Time Series Analysis

Ryan E. Emanuel, Joshua S. Rice, and Jasmine N. Gregory. North Carolina State University (ryan_emanuel@ncsu.edu)

Author Profile

Introduction

Time series data are common in hydrologic sciences and other fields. Time series data are observations that are ordered chronologically. In contrast, other forms of data may be independently ordered (e.g., a collection of biometric measurements from individuals in a population). The purpose of this unit is to introduce students to some of the basic characteristics of time series and to commonly-applied analyses. Steps within the unit focus on hydrologic data (e.g., streamflow, precipitation) as well as climate signals (El Nino - Southern Oscillation). Examples are drawn from North Carolina (Neuse River) and Arizona (Colorado River). These activities were developed with support from NSF Award Number EAR 1558675.

Intended Audience

Advanced undergraduates, or graduate students who are just beginning to work with environmental time series data.
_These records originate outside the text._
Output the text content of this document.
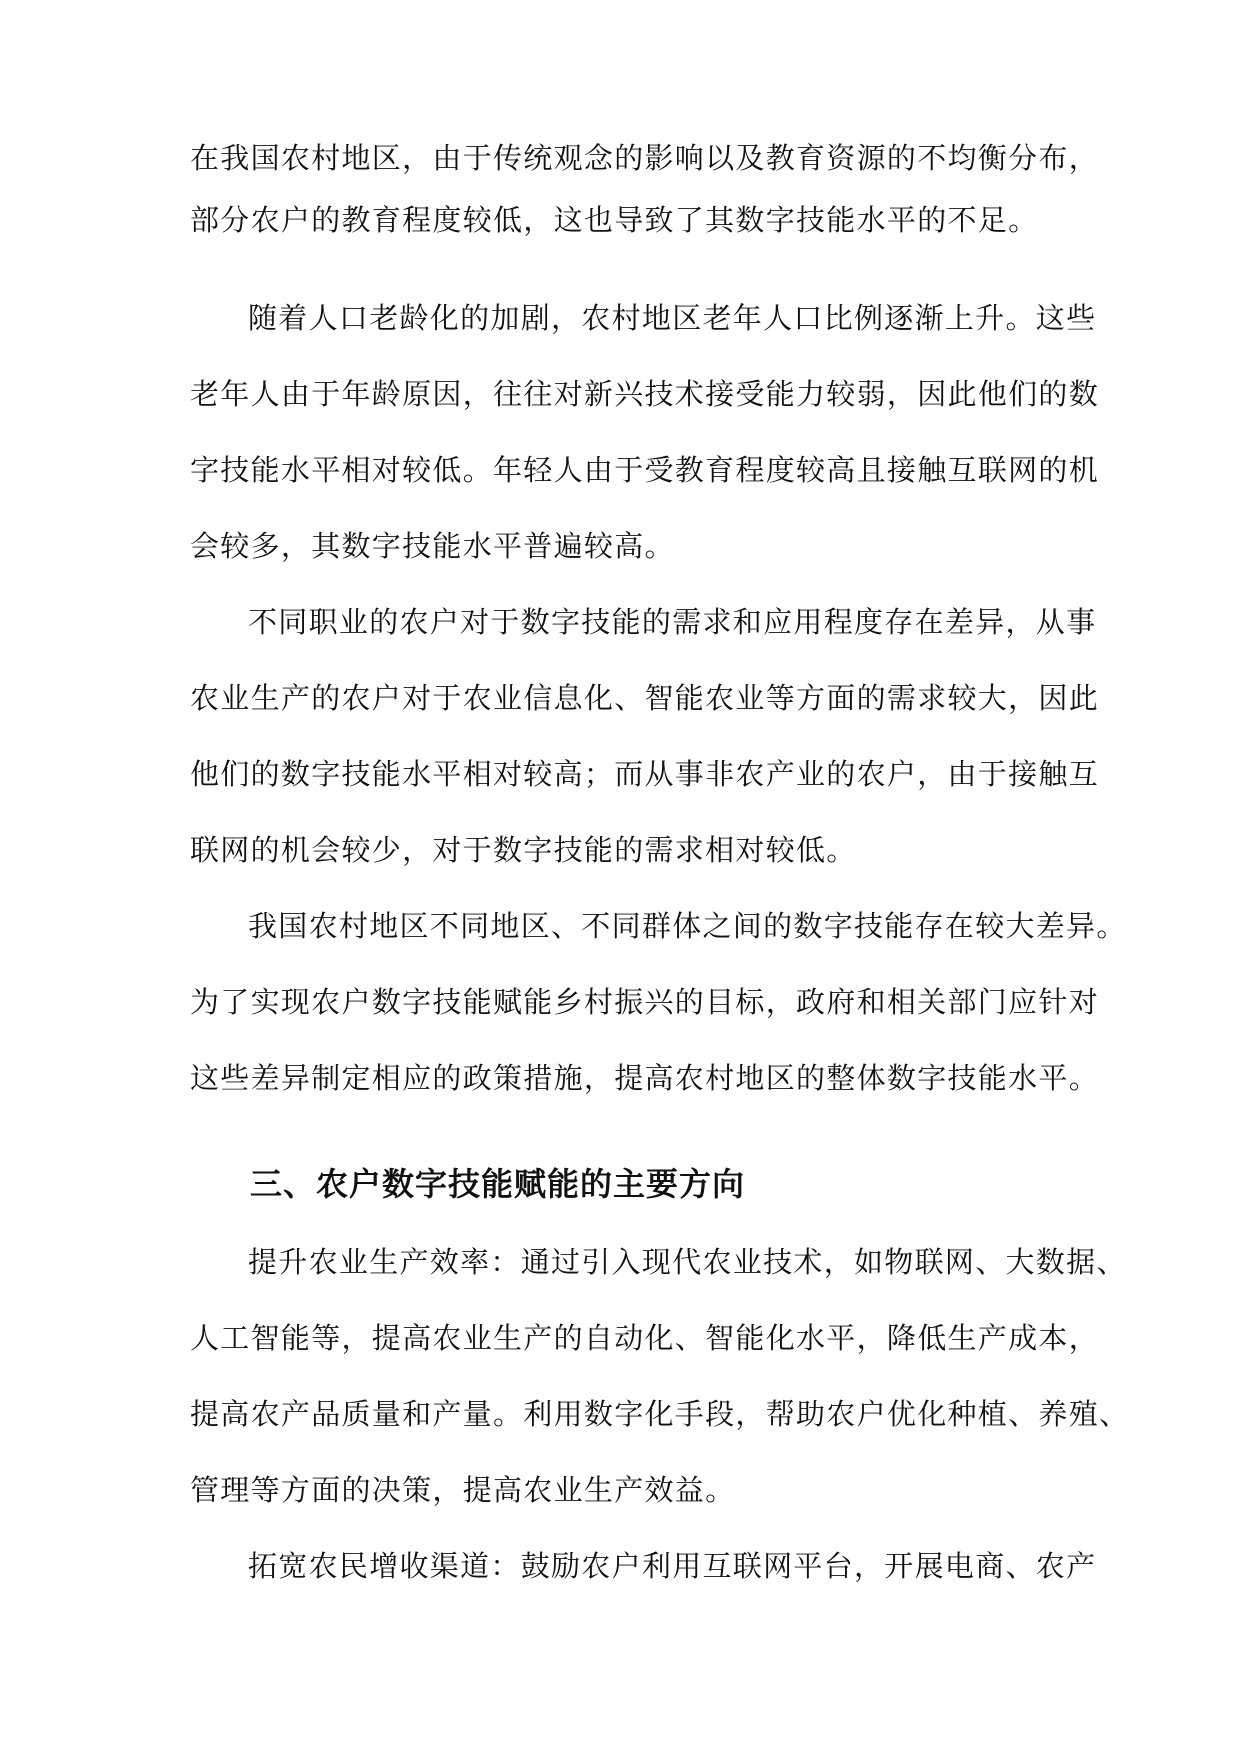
在我国农村地区，由于传统观念的影响以及教育资源的不均衡分布，
部分农户的教育程度较低，这也导致了其数字技能水平的不足。
随着人口老龄化的加剧，农村地区老年人口比例逐渐上升。这些
老年人由于年龄原因，往往对新兴技术接受能力较弱，因此他们的数
字技能水平相对较低。年轻人由于受教育程度较高且接触互联网的机
会较多，其数字技能水平普遍较高。
不同职业的农户对于数字技能的需求和应用程度存在差异，从事
农业生产的农户对于农业信息化、智能农业等方面的需求较大，因此
他们的数字技能水平相对较高；而从事非农产业的农户，由于接触互
联网的机会较少，对于数字技能的需求相对较低。
我国农村地区不同地区、不同群体之间的数字技能存在较大差异。
为了实现农户数字技能赋能乡村振兴的目标，政府和相关部门应针对
这些差异制定相应的政策措施，提高农村地区的整体数字技能水平。
三、农户数字技能赋能的主要方向
提升农业生产效率：通过引入现代农业技术，如物联网、大数据、
人工智能等，提高农业生产的自动化、智能化水平，降低生产成本，
提高农产品质量和产量。利用数字化手段，帮助农户优化种植、养殖、
管理等方面的决策，提高农业生产效益。
拓宽农民增收渠道：鼓励农户利用互联网平台，开展电商、农产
Conceptual Learning Outcomes

1) Students gain an understanding of autocorrelation
2) Students gain an understanding of stationary and nonstationary behavior
3) Students gain basic understanding of periodic behavior

Practical Learning Outcomes

1) Use open source tools to conduct basic characterization and analysis of hydrologic time series
2) Use open source tools to visualize information about time series including autocorrelation functions and power spectra

Student Time Required

Each step should take 1-2 hours, depending on comfort level with modifying small amounts of Python code (e.g., file paths) and depth of response expected for discussion questions embedded within each step's iPython Notebook. Time estimate assumes students have already installed an interactive python environment (iPython or jupyter) with the Numpy, SciPy, matplotlib, and pandas libraries (all of which should be included in the open source Anaconda distribution of Python).
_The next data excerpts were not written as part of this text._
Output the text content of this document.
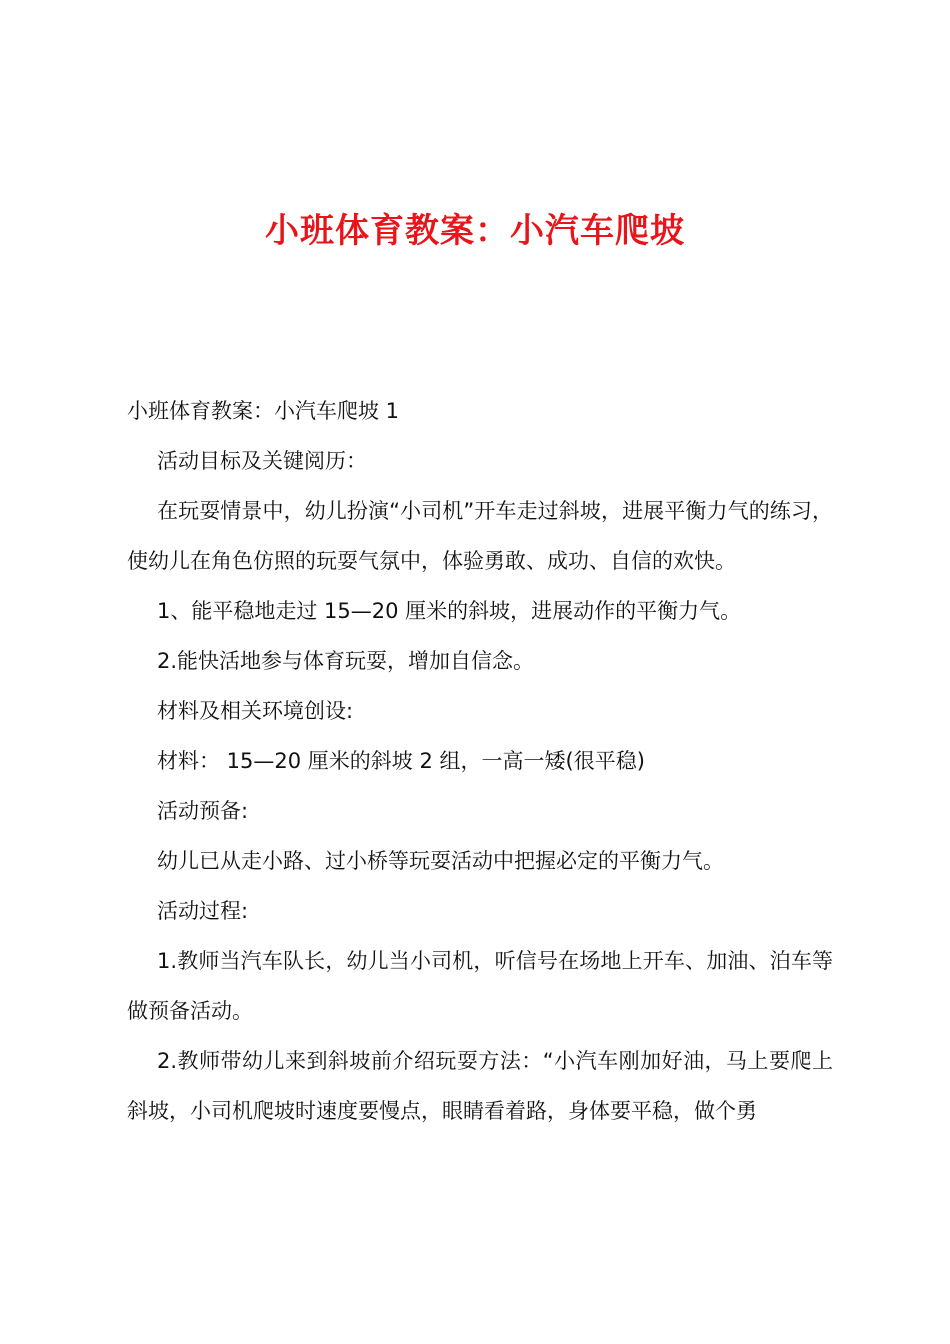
小班体育教案：小汽车爬坡

小班体育教案：小汽车爬坡 1

活动目标及关键阅历：

在玩耍情景中，幼儿扮演“小司机”开车走过斜坡，进展平衡力气的练习，使幼儿在角色仿照的玩耍气氛中，体验勇敢、成功、自信的欢快。

1、能平稳地走过 15—20 厘米的斜坡，进展动作的平衡力气。

2.能快活地参与体育玩耍，增加自信念。

材料及相关环境创设:

材料： 15—20 厘米的斜坡 2 组，一高一矮(很平稳)

活动预备:

幼儿已从走小路、过小桥等玩耍活动中把握必定的平衡力气。

活动过程:

1.教师当汽车队长，幼儿当小司机，听信号在场地上开车、加油、泊车等做预备活动。

2.教师带幼儿来到斜坡前介绍玩耍方法：“小汽车刚加好油，马上要爬上斜坡，小司机爬坡时速度要慢点，眼睛看着路，身体要平稳，做个勇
Supporting Reference Documents and Files

1) Background reading materials (we leave appropriate readings to be determined by individual users and instructors)
2) Example data to be used in each step
3) Example code for each step

Instructions

Instructions are embedded within the iPython notebook provided with each step. Sample hydrologic data are provided; however, the instructions and code sections can be used with any dataset. (Use the example data as a formatting template.)

Steps within this lesson

Assessment

While no formal assessment is provided, questions are incorporated into each step along with detailed instructions. Output plots and questions are intended to be used to develop a graded version of this unit (e.g., figures and discussion questions for formal laboratory reports).